# Couple turtles goofing around



## insomnia (Apr 7, 2004)

hey guys, my 90 gallon piranha tank was out of commission (adding sand, ugh.) so after some mixups I decided to let the turtles stay here for the night.

Its only a few inches high since they'll be leaving tomorrow, but its cool, I think they enjoy big living spaces.

Pics:


----------



## insomnia (Apr 7, 2004)

big turt again


----------



## insomnia (Apr 7, 2004)

hatchling.

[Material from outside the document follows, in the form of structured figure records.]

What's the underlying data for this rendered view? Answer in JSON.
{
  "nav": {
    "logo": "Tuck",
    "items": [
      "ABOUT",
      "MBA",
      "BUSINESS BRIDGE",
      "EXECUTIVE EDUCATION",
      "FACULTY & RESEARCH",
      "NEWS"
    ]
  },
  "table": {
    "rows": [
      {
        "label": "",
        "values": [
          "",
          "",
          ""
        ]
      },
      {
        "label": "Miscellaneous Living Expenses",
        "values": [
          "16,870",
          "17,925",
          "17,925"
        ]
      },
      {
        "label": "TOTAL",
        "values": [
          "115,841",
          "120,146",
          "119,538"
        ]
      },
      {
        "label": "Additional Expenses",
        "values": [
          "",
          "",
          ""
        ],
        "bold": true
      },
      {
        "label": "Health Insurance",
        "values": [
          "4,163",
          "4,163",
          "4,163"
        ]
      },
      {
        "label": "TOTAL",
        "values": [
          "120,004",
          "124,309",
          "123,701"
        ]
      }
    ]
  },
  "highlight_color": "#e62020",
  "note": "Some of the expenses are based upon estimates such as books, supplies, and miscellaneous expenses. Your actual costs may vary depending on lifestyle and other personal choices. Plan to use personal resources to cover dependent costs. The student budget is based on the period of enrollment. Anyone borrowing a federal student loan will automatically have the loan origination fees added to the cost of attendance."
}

I also threw in a feeder for them to chase around, not sure if they can catch it in a 90 gallon though hah.


----------



## Seany B (Dec 12, 2003)

Nice pics. I'm not positive on this but I think that would stress the turtles a bit moving them from their tank to a new one then back again like that.


----------



## rchan11 (May 6, 2004)

How big is your turtle tank?


----------



## pamonster (Jun 26, 2003)

hehehe 
nice pics!


----------



## Atlanta Braves Baby! (Mar 12, 2003)

Do they strictly like to be totally submerged? Or do they have a island to climb up on?


----------



## insomnia (Apr 7, 2004)

Most turtles like basking spots to dry off on and soak up UV rays. The turtle tank is 20 gallon, will give them a 90 gallon for life sometime.

They're back in the old tank, piranhas back in the 90 with sand!


----------